My heart sings with happiness as I shove the last of the wood in the stove and hurry back to her side.
I slide into the sleeping bag beside her. We put one beneath us and zipped the second over the top. Well, we could only close it on her side since it had no hope of closing over my large frame. I worried she would not be warm enough without it fully zipped, but she said as long as the fire was going and I was at her side, she would stay warm.
It’s quiet as she wraps herself around me, slotting her small arms between my lower pairs and squeezing against my waist.
“Hold me,” she whispers, and I’m eager to comply.
She is quiet, and I wonder if she is falling back to sleep. But her breathing doesn’t even out the way it does when she slumbers. I slept only a short while during the night. Mostly I stayed awake, listening to the entrancing, melodic sound of her breathing, so I know it well.
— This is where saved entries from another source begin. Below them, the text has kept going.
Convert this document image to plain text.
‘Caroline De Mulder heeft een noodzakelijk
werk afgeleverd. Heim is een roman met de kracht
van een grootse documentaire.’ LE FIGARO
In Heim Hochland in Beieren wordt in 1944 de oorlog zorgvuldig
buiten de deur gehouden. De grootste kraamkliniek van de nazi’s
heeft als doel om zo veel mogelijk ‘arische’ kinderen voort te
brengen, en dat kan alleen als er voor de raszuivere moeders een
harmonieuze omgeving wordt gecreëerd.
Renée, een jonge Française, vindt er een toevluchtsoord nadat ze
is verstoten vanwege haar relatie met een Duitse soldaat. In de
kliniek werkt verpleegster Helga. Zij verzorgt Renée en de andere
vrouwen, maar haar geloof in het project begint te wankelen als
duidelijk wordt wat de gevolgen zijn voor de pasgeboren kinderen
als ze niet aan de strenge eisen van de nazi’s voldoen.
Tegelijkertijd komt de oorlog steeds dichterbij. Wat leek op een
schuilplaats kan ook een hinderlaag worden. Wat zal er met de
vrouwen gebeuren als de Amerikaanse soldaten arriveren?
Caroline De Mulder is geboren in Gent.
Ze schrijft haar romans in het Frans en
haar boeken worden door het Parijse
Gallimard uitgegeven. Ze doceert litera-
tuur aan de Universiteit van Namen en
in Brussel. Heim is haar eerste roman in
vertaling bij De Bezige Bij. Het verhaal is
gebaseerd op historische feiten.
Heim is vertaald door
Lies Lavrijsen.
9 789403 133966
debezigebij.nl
But now she is quiet, and her arms around me tense. What is she thinking? Is she upset that we couldn’t continue on toward her home because of the storm?
She is not gone yet.
But soon. . . Like the breath vapors that appear in the cold when we speak, she will be here one moment and disappear the next. I want to grasp that which is ephemeral all the tighter, but she will slip through my fingers.
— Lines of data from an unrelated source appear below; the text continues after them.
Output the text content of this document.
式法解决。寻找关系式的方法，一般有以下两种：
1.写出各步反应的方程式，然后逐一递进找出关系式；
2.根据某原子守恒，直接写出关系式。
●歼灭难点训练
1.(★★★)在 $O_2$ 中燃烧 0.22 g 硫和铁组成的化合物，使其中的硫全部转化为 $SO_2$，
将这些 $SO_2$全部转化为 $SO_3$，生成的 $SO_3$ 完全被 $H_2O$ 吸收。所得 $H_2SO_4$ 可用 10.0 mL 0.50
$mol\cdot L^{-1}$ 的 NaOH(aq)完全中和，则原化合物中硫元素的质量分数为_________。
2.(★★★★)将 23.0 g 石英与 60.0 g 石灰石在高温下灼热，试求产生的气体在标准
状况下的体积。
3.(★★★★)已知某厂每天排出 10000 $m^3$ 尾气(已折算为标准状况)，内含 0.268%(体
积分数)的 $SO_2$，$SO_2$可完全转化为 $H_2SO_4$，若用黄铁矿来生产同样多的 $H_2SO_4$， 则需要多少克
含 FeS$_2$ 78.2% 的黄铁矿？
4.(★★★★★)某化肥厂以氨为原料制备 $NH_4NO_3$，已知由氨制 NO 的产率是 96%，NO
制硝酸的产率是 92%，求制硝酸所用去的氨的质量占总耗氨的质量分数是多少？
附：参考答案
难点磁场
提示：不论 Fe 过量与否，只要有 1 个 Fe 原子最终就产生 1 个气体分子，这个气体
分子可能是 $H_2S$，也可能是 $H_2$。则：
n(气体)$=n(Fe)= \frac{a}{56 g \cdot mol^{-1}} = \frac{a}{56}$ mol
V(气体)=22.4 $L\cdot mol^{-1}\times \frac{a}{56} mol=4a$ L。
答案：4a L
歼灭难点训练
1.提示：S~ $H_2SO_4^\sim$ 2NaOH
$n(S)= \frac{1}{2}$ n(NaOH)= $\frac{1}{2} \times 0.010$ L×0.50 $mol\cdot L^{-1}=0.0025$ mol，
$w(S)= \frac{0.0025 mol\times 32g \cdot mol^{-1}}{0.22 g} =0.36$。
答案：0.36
“What is it like?” I ask, and my voice sounds overly loud in the quiet. “Where you are from.”
She stiffens even more in my arms. “Why are you asking that?” Her voice is slightly muffled from her face pressed againstmy chest, but I can still hear. “I don’t want to think about anything except being here. With you.”
Her words should make me happy, but they do nothing except make the ache pierce more. She is the sun, and I am the moon. There is no sky we can share together. I cannot be in her world, and I refuse to imprison her in mine.
“Tomorrow, the storm will likely abate,” I say, my voice gruff. “And since we know I can carry you, there’s no need to make you walk slowly on your small legs. So as soon as the storm clears, I can run you swiftly to the city.”
I swallow hard. “You could be back home by as soon as tomorrow night, depending on where in the world you live?—”
“I don’t want to talk about it anymore!” She withdraws her arms and wriggles out of my grasp, turning around in the small space of the sleeping bag and giving me her back.
I frown and start to wrap my arms around her again, but she sharply says, “Don’t touch me.”
I expel a frustrated breath, laying back, half out of the covers. I haven’t spent much time with humans, so maybe I don’t know how they communicate. My brothers and I are usually only ever direct with each other, so she confuses me.
And then I remember. . . There was the century or so after I came back from the madness where I still refused to speak with Abaddon.
To be fair, he did have me chained to a dungeon wall at the time. But also, I didn’t know how to say… All the complicated things I was feeling. I barely understand them now and still don’t know if I can put words to them.
My head turns towards the spill of Ksenia’s honey hair. Is that what it is like now for the small human at my side? Is she feeling too many complicated things to put into words?
Or is it just me she prefers not to share her thoughts with? I frown and begin to understand some of my brother’s frustrationat not being able to know my thoughts without me speaking. After being so intimate with her body, I want to know all of her. Yet so much of her is still a closed-up box. A beautiful mystery.